On Wed, Oct 09, 2019 at 04:08:50PM -0700, Jim Mattson wrote:
> On Tue, Oct 8, 2019 at 11:41 PM Yang Weijiang <weijiang.yang@intel.com> wrote:
> >
> > On Wed, Oct 02, 2019 at 11:54:26AM -0700, Jim Mattson wrote:
> > > On Thu, Sep 26, 2019 at 7:17 PM Yang Weijiang <weijiang.yang@intel.com> wrote:
> > > > +       if (cet_on)
> > > > +               vmcs_set_bits(VM_ENTRY_CONTROLS,
> > > > +                             VM_ENTRY_LOAD_GUEST_CET_STATE);
> > >
> > > Have we ensured that this VM-entry control is supported on the platform?
> > >
> > If all the checks pass, is it enought to ensure the control bit supported?
> 
> I don't think so.

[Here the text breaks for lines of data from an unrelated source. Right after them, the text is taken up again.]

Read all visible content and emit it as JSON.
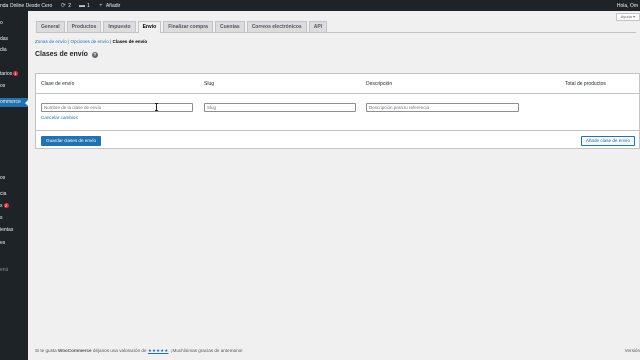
{
  "adminbar": {
    "site_name": "nda Online Desde Cero",
    "updates_count": "2",
    "comments_count": "1",
    "new_label": "Añadir",
    "greeting": "Hola, Om"
  },
  "sidebar": {
    "items": [
      {
        "label": "o"
      },
      {
        "label": "das"
      },
      {
        "label": "dia"
      },
      {
        "label": "tarios",
        "badge": "1"
      },
      {
        "label": "os"
      },
      {
        "label": "ommerce"
      },
      {
        "label": "os"
      },
      {
        "label": "cia"
      },
      {
        "label": "s",
        "badge": "2"
      },
      {
        "label": "s"
      },
      {
        "label": "ientas"
      },
      {
        "label": "es"
      },
      {
        "label": "enú"
      }
    ]
  },
  "help_label": "Ayuda",
  "tabs": [
    {
      "label": "General"
    },
    {
      "label": "Productos"
    },
    {
      "label": "Impuesto"
    },
    {
      "label": "Envío"
    },
    {
      "label": "Finalizar compra"
    },
    {
      "label": "Cuentas"
    },
    {
      "label": "Correos electrónicos"
    },
    {
      "label": "API"
    }
  ],
  "subsubsub": {
    "link1": "Zonas de envío",
    "sep": "|",
    "link2": "Opciones de envío",
    "current": "Clases de envío"
  },
  "page_title": "Clases de envío",
  "table": {
    "headers": {
      "name": "Clase de envío",
      "slug": "Slug",
      "description": "Descripción",
      "count": "Total de productos"
    },
    "row": {
      "name_placeholder": "Nombre de la clase de envío",
      "slug_placeholder": "Slug",
      "description_placeholder": "Descripción para tu referencia",
      "cancel_label": "Cancelar cambios"
    }
  },
  "buttons": {
    "save": "Guardar clases de envío",
    "add": "Añade clase de envío"
  },
  "footer": {
    "text_before": "Si te gusta",
    "brand": "WooCommerce",
    "text_middle": "déjanos una valoración de",
    "stars": "★★★★★",
    "text_after": ". ¡Muchísimas gracias de antemano!",
    "version": "Versión"
  }
}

The only way to check to see if a VM-entry control
> is supported is to check the relevant VMX capability MSR.
>
It's a bit odd, there's no relevant CET bit in VMX cap. MSR, so I have
to check like this.

> BTW, what about the corresponding VM-exit control?
The kernel supervisor mode CET is not implemented yet, so I don't load host CET
states on VM-exit, in future, I'll add it.